The Evolution of Rules Languages

HaleyRules is based on Haley Eclipse, a rule syntax language that enjoys over 25 years of development and evolution.

Surprisingly, most rule languages used in developing expert systems have a common origin in the "Official Production Systems" (OPS) developed during the seventies at Carnegie Mellon University by several PhD students of Dr. Allen Newell.

OPS5 from Carnegie Mellon University

OPS5 was the first production system language based on the Rete Algorithm and the first AI language to succeed in commercial application when Dr. John McDermott implemented a rule-based configurer of VAX computer systems for Digital Equipment Corporation. R1 was originally implemented in Lisp but was later ported to a Bliss version of OPS5 for performance reasons, after which DEC renamed R1 to XCON. XCON was tremendously successful and led to the development of a number of additional, substantial expert systems using OPS5, several of which were implemented by Paul Haley.

  • The syntax of OPS5 uses parentheses, '(', ')', as its principle delimiters, unlike C, C++, or Java which use semicolons (';') and braces '{','}'.
ART from Inference Corporation

In 1984, Paul Haley joined Inference Corporation where he became Chief Scientist while directing the development of the Automated Reasoning Tool (ART) and implement its inference engine.
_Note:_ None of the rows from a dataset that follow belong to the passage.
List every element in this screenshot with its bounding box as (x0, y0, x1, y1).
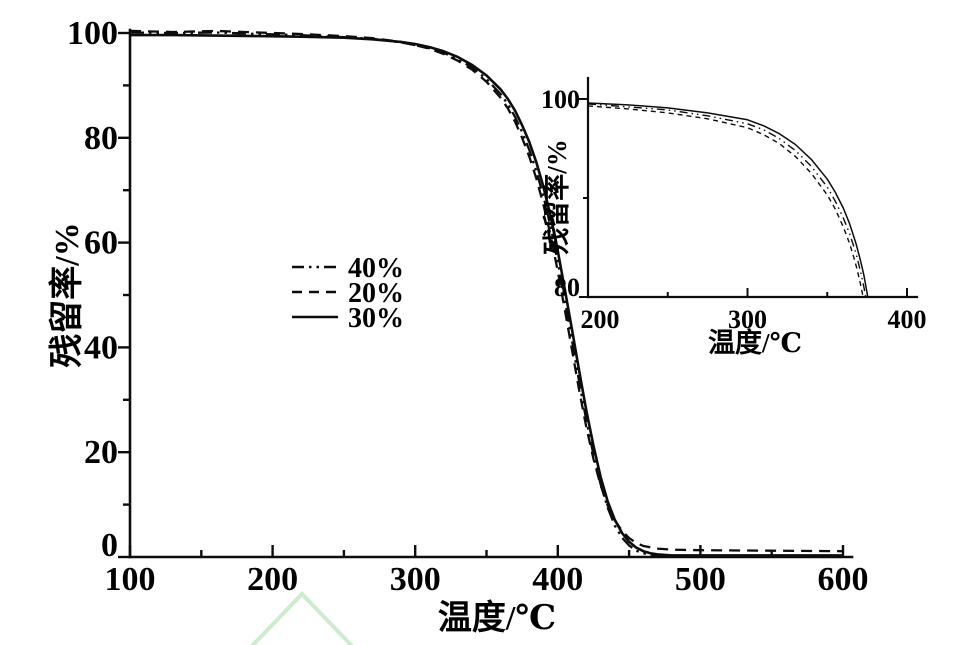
inset-axes (586, 76, 919, 299)
main-ticks (118, 31, 845, 559)
curve-20% (129, 29, 844, 553)
legend-label: 40% (348, 253, 404, 284)
x-tick-label: 200 (581, 305, 620, 334)
legend-label: 30% (348, 303, 404, 334)
curve-30% (588, 102, 869, 297)
main-curves (129, 29, 844, 558)
x-tick-label: 600 (818, 561, 869, 598)
inset-y-axis-label: 残留率/% (541, 139, 572, 255)
curve-30% (130, 33, 843, 557)
main-axes (128, 28, 854, 559)
main-tick-labels: 100 200 300 400 500 600 0 20 40 60 80 100 (67, 15, 869, 598)
main-y-axis-label: 残留率/% (48, 222, 86, 367)
x-tick-label: 400 (532, 561, 583, 598)
curve-40% (129, 31, 843, 558)
inset-x-axis-label: 温度/℃ (708, 327, 802, 358)
x-tick-label: 300 (390, 561, 441, 598)
x-tick-label: 500 (675, 561, 726, 598)
main-plot: 100 200 300 400 500 600 0 20 40 60 80 100 温度/℃ 残留率/… (48, 15, 869, 637)
watermark (250, 591, 354, 645)
inset-curves (588, 102, 869, 297)
legend-item: 20% (292, 278, 404, 309)
y-tick-label: 40 (84, 329, 118, 366)
green-chevron (250, 591, 354, 645)
curve-40% (588, 103, 867, 297)
legend-item: 30% (292, 303, 404, 334)
y-tick-label: 100 (541, 85, 580, 114)
legend-item: 40% (292, 253, 404, 284)
inset-plot: 200 300 400 80 100 温度/℃ 残留率/% (541, 76, 927, 358)
x-tick-label: 200 (247, 561, 298, 598)
y-tick-label: 80 (84, 120, 118, 157)
main-x-axis-label: 温度/℃ (438, 599, 556, 637)
inset-tick-labels: 200 300 400 80 100 (541, 85, 927, 334)
x-tick-label: 300 (728, 305, 767, 334)
y-tick-label: 60 (84, 225, 118, 262)
y-tick-label: 20 (84, 434, 118, 471)
x-tick-label: 400 (888, 305, 927, 334)
legend: 40%20%30% (292, 253, 404, 334)
inset-ticks (579, 98, 908, 298)
y-tick-label: 0 (101, 527, 118, 564)
x-tick-label: 100 (105, 561, 156, 598)
y-tick-label: 100 (67, 15, 118, 52)
curve-20% (588, 105, 864, 297)
y-tick-label: 80 (554, 273, 580, 302)
legend-label: 20% (348, 278, 404, 309)
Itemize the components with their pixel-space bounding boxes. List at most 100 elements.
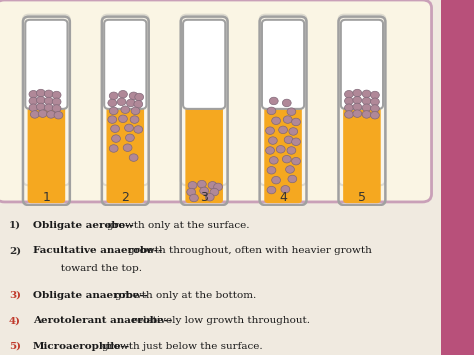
Circle shape (267, 107, 276, 115)
Circle shape (267, 186, 276, 194)
Circle shape (265, 147, 274, 154)
FancyBboxPatch shape (181, 15, 228, 185)
Circle shape (292, 157, 301, 165)
Text: 1: 1 (43, 191, 50, 204)
Circle shape (108, 116, 117, 123)
Circle shape (345, 97, 353, 105)
Circle shape (36, 97, 45, 104)
Circle shape (118, 91, 128, 98)
Circle shape (283, 116, 292, 123)
Text: relatively low growth throughout.: relatively low growth throughout. (132, 316, 310, 325)
Circle shape (362, 90, 371, 98)
FancyBboxPatch shape (338, 15, 385, 185)
Circle shape (126, 134, 134, 142)
Circle shape (110, 125, 119, 132)
Circle shape (268, 137, 277, 144)
Circle shape (125, 124, 133, 132)
Circle shape (118, 115, 128, 122)
Text: Obligate aerobe--: Obligate aerobe-- (33, 221, 134, 230)
Circle shape (188, 181, 197, 189)
FancyBboxPatch shape (183, 20, 225, 109)
Circle shape (345, 91, 353, 98)
Circle shape (265, 127, 274, 135)
Circle shape (198, 180, 206, 188)
Circle shape (123, 144, 132, 152)
Circle shape (200, 187, 209, 195)
Circle shape (345, 111, 353, 118)
Circle shape (353, 110, 362, 118)
Text: 5): 5) (9, 342, 21, 351)
Circle shape (121, 106, 130, 114)
Circle shape (46, 111, 55, 118)
Circle shape (292, 118, 301, 126)
Circle shape (279, 126, 287, 133)
Circle shape (205, 193, 214, 201)
Text: Facultative anaerobe--: Facultative anaerobe-- (33, 246, 163, 255)
Circle shape (52, 105, 61, 112)
Circle shape (345, 104, 353, 111)
Circle shape (267, 166, 276, 174)
FancyBboxPatch shape (27, 92, 65, 203)
Text: Aerotolerant anaerobe--: Aerotolerant anaerobe-- (33, 316, 173, 325)
FancyBboxPatch shape (341, 20, 383, 109)
Text: growth just below the surface.: growth just below the surface. (102, 342, 263, 351)
Circle shape (44, 90, 53, 98)
Circle shape (288, 175, 297, 183)
Circle shape (187, 188, 196, 196)
FancyBboxPatch shape (260, 15, 307, 185)
FancyBboxPatch shape (25, 20, 67, 109)
Circle shape (109, 145, 118, 152)
Circle shape (134, 126, 143, 133)
Text: growth only at the surface.: growth only at the surface. (107, 221, 249, 230)
Circle shape (289, 128, 298, 135)
Circle shape (283, 155, 291, 163)
Circle shape (353, 89, 362, 97)
Text: 1): 1) (9, 221, 21, 230)
Circle shape (371, 111, 379, 119)
Circle shape (134, 100, 143, 108)
Circle shape (52, 98, 61, 105)
Circle shape (362, 104, 371, 111)
Circle shape (127, 99, 135, 107)
Circle shape (276, 146, 285, 153)
Circle shape (36, 103, 45, 111)
Circle shape (29, 97, 38, 105)
Circle shape (272, 176, 281, 184)
Circle shape (281, 186, 290, 193)
Circle shape (287, 147, 296, 154)
Circle shape (371, 98, 379, 105)
FancyBboxPatch shape (343, 92, 381, 203)
Circle shape (117, 98, 126, 105)
Text: 5: 5 (358, 191, 366, 204)
Circle shape (292, 138, 301, 146)
Circle shape (129, 92, 138, 100)
Circle shape (52, 91, 61, 99)
Circle shape (111, 135, 120, 142)
Circle shape (54, 111, 63, 119)
Circle shape (190, 194, 199, 202)
FancyBboxPatch shape (23, 15, 70, 185)
Circle shape (44, 104, 53, 111)
Text: growth throughout, often with heavier growth: growth throughout, often with heavier gr… (128, 246, 372, 255)
Circle shape (272, 117, 281, 125)
FancyBboxPatch shape (107, 92, 144, 203)
Circle shape (108, 99, 117, 107)
Circle shape (129, 154, 138, 162)
Circle shape (44, 97, 53, 105)
Circle shape (130, 116, 139, 123)
Circle shape (269, 97, 278, 105)
Circle shape (210, 188, 219, 196)
FancyBboxPatch shape (262, 20, 304, 109)
Circle shape (135, 93, 144, 101)
Text: 4: 4 (279, 191, 287, 204)
Text: toward the top.: toward the top. (51, 264, 142, 273)
Circle shape (371, 105, 379, 112)
Circle shape (283, 99, 291, 107)
Text: 4): 4) (9, 316, 21, 325)
Circle shape (30, 111, 39, 118)
Text: 3: 3 (200, 191, 208, 204)
Circle shape (29, 104, 38, 111)
FancyBboxPatch shape (102, 15, 149, 185)
Circle shape (286, 166, 294, 173)
Text: 2: 2 (121, 191, 129, 204)
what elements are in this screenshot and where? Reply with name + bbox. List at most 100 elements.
ART extended the Rete Algorithm to support:

  • Truth maintenance and logic programming
  • Automatic subgoaling and backward chaining
  • Much more expressive pattern matching language
  • Support for arbitrary procedural functions and predicates
  • Much more expressive knowledge representation capabilities
  • Logical uantifiers (other than and and not)
  • a variety of other improvements beyond OPS5

Although the ART syntax is much more expressive than that of OPS5, the ART syntax was designed as an incremental improvement beyond OPS5.

CLIPS by NASA

By 1985 NASA had standardized their AI development on ART but needed an implementation to run on IBM and Macintosh personal computers. As a result, the Software Technology Branch at Johnson Space Center cloned the forward chaining capabilities and syntax of ART and introduced the "C Language Integrated Production System" (i.e., CLIPS) into the public domain. Government funding for development or support of CLIPS was discontinued several years ago.

CLIPS is rarely used for commercial purposes due to the lack of continued funding and other, practical, commercial considerations, especially when compared with the functional advantages of inference engines available from Haley Systems and other companies. Nonetheless, CLIPS remains popular for college-level courses on expert systems. The logical choice for the textbook would be Expert Systems: Principles and Programming.

ART-IM from Inference Corporation

Following the distribution of NASA's CLIPS, Inference Corporation implemented a forward-chaining only derivative of ART/CLIPS called ART-IM, subsequently renamed "ART*". The ART inference engine remains available from MindBox which spun out of Brightware which Inference spun off prior to going public in 1995.

JESS by Sandia National Laboratories

Developed by an employee of Sandia National Laboratories, JESS is a Java version of NASA's CLIPS that has added a few more of the capabilities and performance characteristics of contemporary, commercial rule engines. Its syntax remains roughly CLIPS compatible but has added some of the extensions first introduced in Eclipse by The Haley . JESS is not public domain or open-source like CLIPS but can be download at no charge for academic use. Therefore, it is also popular for college-level courses on rule-based programming, where the obvious choice for the textbook would be Jess in Action: Rule-Based Systems in Java.

Haley Eclipse from Haley Systems, Inc.

In 1989, Paul Haley founded Haley Systems (f.k.a. The Haley ) and developed Haley Eclipse (not to be confused with the Eclipse App. Dev. IDE Software).

  • Haley Eclipse, as deployed in HaleyRules inference engines, supports an extended version of the CLIPS syntax.
  • HaleyRules is the only inference engine that uses the Rete Algorithm to support both forward and backward chaining.
  • HaleyRules goes beyond the limitations of CLIPS, JESS, and other rules engines by sharing one knowledge base for unrivaled scalability and multi-threaded performance.